The manufacture of metal vessels was typically a family tradition–metal smiths had titles attesting to their education and status in society. Some apprentices were initiated into the secrets of the profession to help the master metal smiths; others were itinerant artisans. Casting was done in workshops equipped with molds and lathes for finishing the work. Skilled craftsmen used portable tools and moved among the patrons who provided them with the precious metals, thus contributing to the spread of patterns, motifs and varied techniques in the crafting of metalwork.
Often made to order with inscriptions identifying the maker, owner, or dynasty they were made, these objects are testimate to the ingenuity and general refinement of Armenian daily life. These late 18th to 19th century pieces are important additions to ALMA’s metal ware collection. Beyond everyday objects, they transcend both form and function to become evidence of a vivid Armenian tradition that was passionately collected by Berdj Garabedian and is now permanently presented in the Armenian Museum Galleries.
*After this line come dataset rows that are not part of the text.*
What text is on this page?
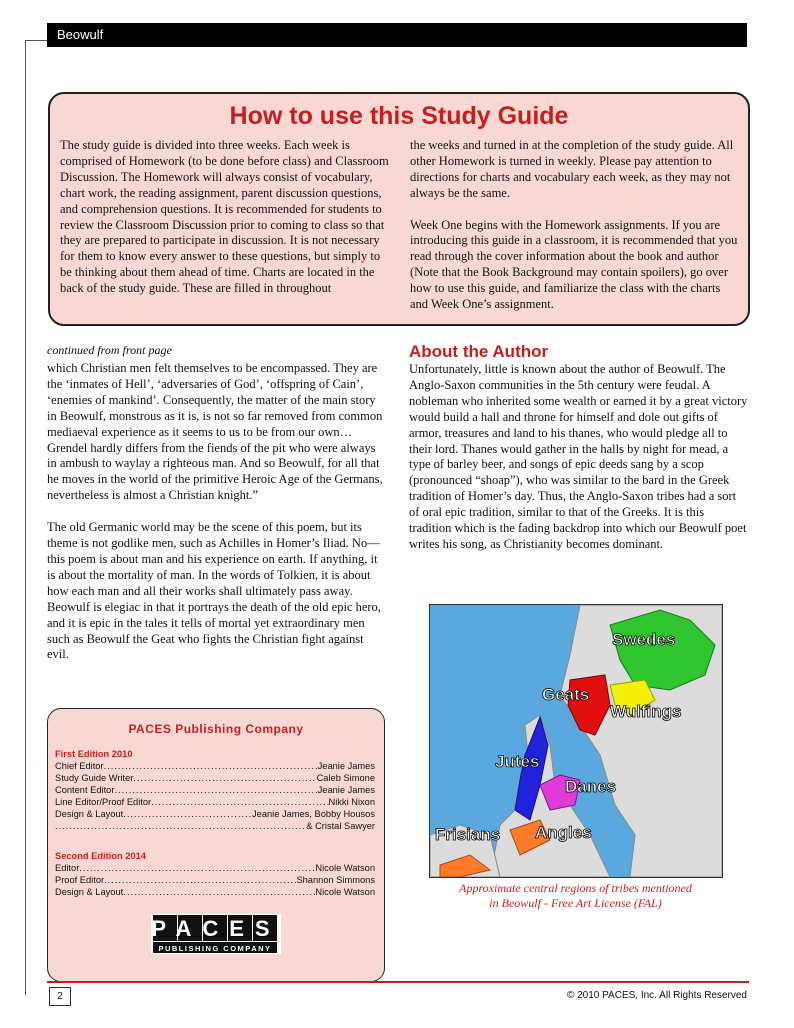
Beowulf
How to use this Study Guide

The study guide is divided into three weeks. Each week is comprised of Homework (to be done before class) and Classroom Discussion. The Homework will always consist of vocabulary, chart work, the reading assignment, parent discussion questions, and comprehension questions. It is recommended for students to review the Classroom Discussion prior to coming to class so that they are prepared to participate in discussion. It is not necessary for them to know every answer to these questions, but simply to be thinking about them ahead of time. Charts are located in the back of the study guide. These are filled in throughout

the weeks and turned in at the completion of the study guide. All other Homework is turned in weekly. Please pay attention to directions for charts and vocabulary each week, as they may not always be the same.

Week One begins with the Homework assignments. If you are introducing this guide in a classroom, it is recommended that you read through the cover information about the book and author (Note that the Book Background may contain spoilers), go over how to use this guide, and familiarize the class with the charts and Week One’s assignment.

continued from front page

which Christian men felt themselves to be encompassed. They are the ‘inmates of Hell’, ‘adversaries of God’, ‘offspring of Cain’, ‘enemies of mankind’. Consequently, the matter of the main story in Beowulf, monstrous as it is, is not so far removed from common mediaeval experience as it seems to us to be from our own… Grendel hardly differs from the fiends of the pit who were always in ambush to waylay a righteous man. And so Beowulf, for all that he moves in the world of the primitive Heroic Age of the Germans, nevertheless is almost a Christian knight.”

The old Germanic world may be the scene of this poem, but its theme is not godlike men, such as Achilles in Homer’s Iliad. No—this poem is about man and his experience on earth. If anything, it is about the mortality of man. In the words of Tolkien, it is about how each man and all their works shall ultimately pass away. Beowulf is elegiac in that it portrays the death of the old epic hero, and it is epic in the tales it tells of mortal yet extraordinary men such as Beowulf the Geat who fights the Christian fight against evil.

About the Author

Unfortunately, little is known about the author of Beowulf. The Anglo-Saxon communities in the 5th century were feudal. A nobleman who inherited some wealth or earned it by a great victory would build a hall and throne for himself and dole out gifts of armor, treasures and land to his thanes, who would pledge all to their lord. Thanes would gather in the halls by night for mead, a type of barley beer, and songs of epic deeds sang by a scop (pronounced “shoap”), who was similar to the bard in the Greek tradition of Homer’s day. Thus, the Anglo-Saxon tribes had a sort of oral epic tradition, similar to that of the Greeks. It is this tradition which is the fading backdrop into which our Beowulf poet writes his song, as Christianity becomes dominant.

Swedes
Geats
Wulfings
Jutes
Danes
Frisians Angles
Approximate central regions of tribes mentioned
in Beowulf - Free Art License (FAL)
PACES Publishing Company
First Edition 2010
Chief Editor .....	Jeanie James
Study Guide Writer .....	Caleb Simone
Content Editor .....	Jeanie James
Line Editor/Proof Editor .....	Nikki Nixon
Design & Layout .....	Jeanie James, Bobby Housos
.....
& Cristal Sawyer
Second Edition 2014
Editor .....	Nicole Watson
Proof Editor .....	Shannon Simmons
Design & Layout .....	Nicole Watson
PACES
PUBLISHING COMPANY
2	© 2010 PACES, Inc. All Rights Reserved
Berdj Garabedian understood theat preserving Armenian Culture is the sacred and ultimate duty of every Armenian. This remarkable collection of metalware is a testament to his life’s passion and commitment toward that goal. Born in 1908 Beirut, Lebanon, Garabedian developed a passion for collecting at an early age. Moving between Beirut and Damascus, he was surrounded by ancient traditions and cultures with extensive Armenian and Middle Eastern influences.
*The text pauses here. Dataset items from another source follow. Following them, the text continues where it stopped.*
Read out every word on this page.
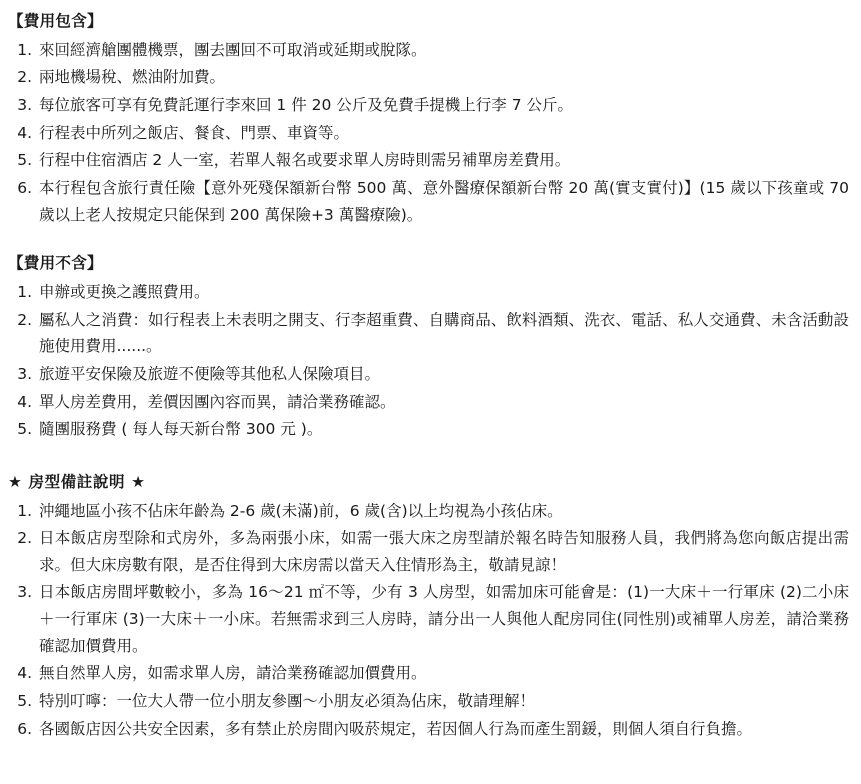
【費用包含】
1. 來回經濟艙團體機票，團去團回不可取消或延期或脫隊。
2. 兩地機場稅、燃油附加費。
3. 每位旅客可享有免費託運行李來回 1 件 20 公斤及免費手提機上行李 7 公斤。
4. 行程表中所列之飯店、餐食、門票、車資等。
5. 行程中住宿酒店 2 人一室，若單人報名或要求單人房時則需另補單房差費用。
6. 本行程包含旅行責任險【意外死殘保額新台幣 500 萬、意外醫療保額新台幣 20 萬(實支實付)】(15 歲以下孩童或 70 歲以上老人按規定只能保到 200 萬保險+3 萬醫療險)。
【費用不含】
1. 申辦或更換之護照費用。
2. 屬私人之消費：如行程表上未表明之開支、行李超重費、自購商品、飲料酒類、洗衣、電話、私人交通費、未含活動設施使用費用......。
3. 旅遊平安保險及旅遊不便險等其他私人保險項目。
4. 單人房差費用，差價因團內容而異，請洽業務確認。
5. 隨團服務費 ( 每人每天新台幣 300 元 )。
★ 房型備註說明 ★
1. 沖繩地區小孩不佔床年齡為 2-6 歲(未滿)前，6 歲(含)以上均視為小孩佔床。
2. 日本飯店房型除和式房外，多為兩張小床，如需一張大床之房型請於報名時告知服務人員，我們將為您向飯店提出需求。但大床房數有限，是否住得到大床房需以當天入住情形為主，敬請見諒！
3. 日本飯店房間坪數較小，多為 16～21 ㎡不等，少有 3 人房型，如需加床可能會是：(1)一大床＋一行軍床 (2)二小床＋一行軍床 (3)一大床＋一小床。若無需求到三人房時，請分出一人與他人配房同住(同性別)或補單人房差，請洽業務確認加價費用。
4. 無自然單人房，如需求單人房，請洽業務確認加價費用。
5. 特別叮嚀：一位大人帶一位小朋友參團～小朋友必須為佔床，敬請理解！
6. 各國飯店因公共安全因素，多有禁止於房間內吸菸規定，若因個人行為而產生罰鍰，則個人須自行負擔。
In collaboration with His Holiness Karekin Hovsepian of the See of Cicilia in Antelias, he organized a coin exhibition in the late 1940s, hoping that it would be incorporated into a museum collection. The Catholicos then assisted Garabedian in obtaining a scholarship for Armenian numismatic studies at the Sorbonne. There, Garabedian began developing his status within the numismatic world, and was invited first by St. Lazar, and later by the Vienna Mekhitarists, to study and catalog their extensive collections. However, just before Garabeidan’s graduation, the passing of the Catholicos in 1952 ended his dreams of becoming a curator. When he returned to Lebanon he was disappointed to find out that the new administration did not want to invest in a museum.
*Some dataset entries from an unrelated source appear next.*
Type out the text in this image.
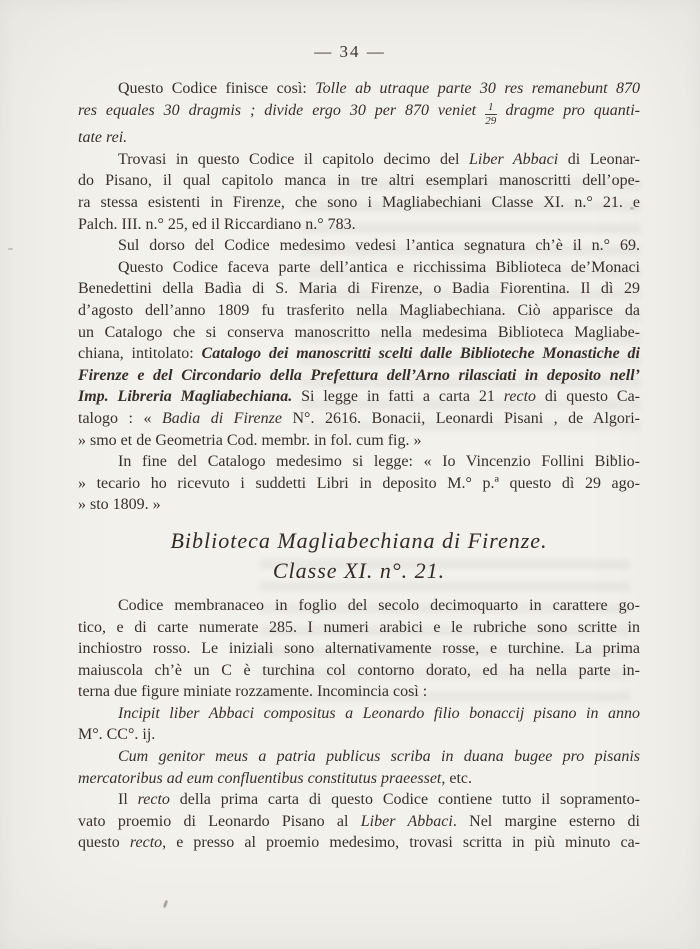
— 34 —
Questo Codice finisce così: Tolle ab utraque parte 30 res remanebunt 870
res equales 30 dragmis ; divide ergo 30 per 870 veniet $\frac{1}{29}$ dragme pro quanti-
tate rei.
Trovasi in questo Codice il capitolo decimo del Liber Abbaci di Leonar-
do Pisano, il qual capitolo manca in tre altri esemplari manoscritti dell’ope-
ra stessa esistenti in Firenze, che sono i Magliabechiani Classe XI. n.° 21. e
Palch. III. n.° 25, ed il Riccardiano n.° 783.
Sul dorso del Codice medesimo vedesi l’antica segnatura ch’è il n.° 69.
Questo Codice faceva parte dell’antica e ricchissima Biblioteca de’Monaci
Benedettini della Badìa di S. Maria di Firenze, o Badia Fiorentina. Il dì 29
d’agosto dell’anno 1809 fu trasferito nella Magliabechiana. Ciò apparisce da
un Catalogo che si conserva manoscritto nella medesima Biblioteca Magliabe-
chiana, intitolato: Catalogo dei manoscritti scelti dalle Biblioteche Monastiche di
Firenze e del Circondario della Prefettura dell’Arno rilasciati in deposito nell’
Imp. Libreria Magliabechiana. Si legge in fatti a carta 21 recto di questo Ca-
talogo : « Badia di Firenze N°. 2616. Bonacii, Leonardi Pisani , de Algori-
» smo et de Geometria Cod. membr. in fol. cum fig. »
In fine del Catalogo medesimo si legge: « Io Vincenzio Follini Biblio-
» tecario ho ricevuto i suddetti Libri in deposito M.° p.ª questo dì 29 ago-
» sto 1809. »
Biblioteca Magliabechiana di Firenze.
Classe XI. n°. 21.
Codice membranaceo in foglio del secolo decimoquarto in carattere go-
tico, e di carte numerate 285. I numeri arabici e le rubriche sono scritte in
inchiostro rosso. Le iniziali sono alternativamente rosse, e turchine. La prima
maiuscola ch’è un C è turchina col contorno dorato, ed ha nella parte in-
terna due figure miniate rozzamente. Incomincia così :
Incipit liber Abbaci compositus a Leonardo filio bonaccij pisano in anno
M°. CC°. ij.
Cum genitor meus a patria publicus scriba in duana bugee pro pisanis
mercatoribus ad eum confluentibus constitutus praeesset, etc.
Il recto della prima carta di questo Codice contiene tutto il sopramento-
vato proemio di Leonardo Pisano al Liber Abbaci. Nel margine esterno di
questo recto, e presso al proemio medesimo, trovasi scritta in più minuto ca-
In 1955, Garabedian moved back to Damascus and worked odd jobs to provide for his family. Selling typewriters and cameras by day and studying coins and looking for new metalware by night, he traveled throughout Historic Syria seeking pieces that told the stories of their makers and previous owners and began to collect with passion. After the war in Lebanon ended in 1978, he moved to the United States and settle with his mother-in-law and daughters in California, where he died in 1987. He is survived by his three daughters.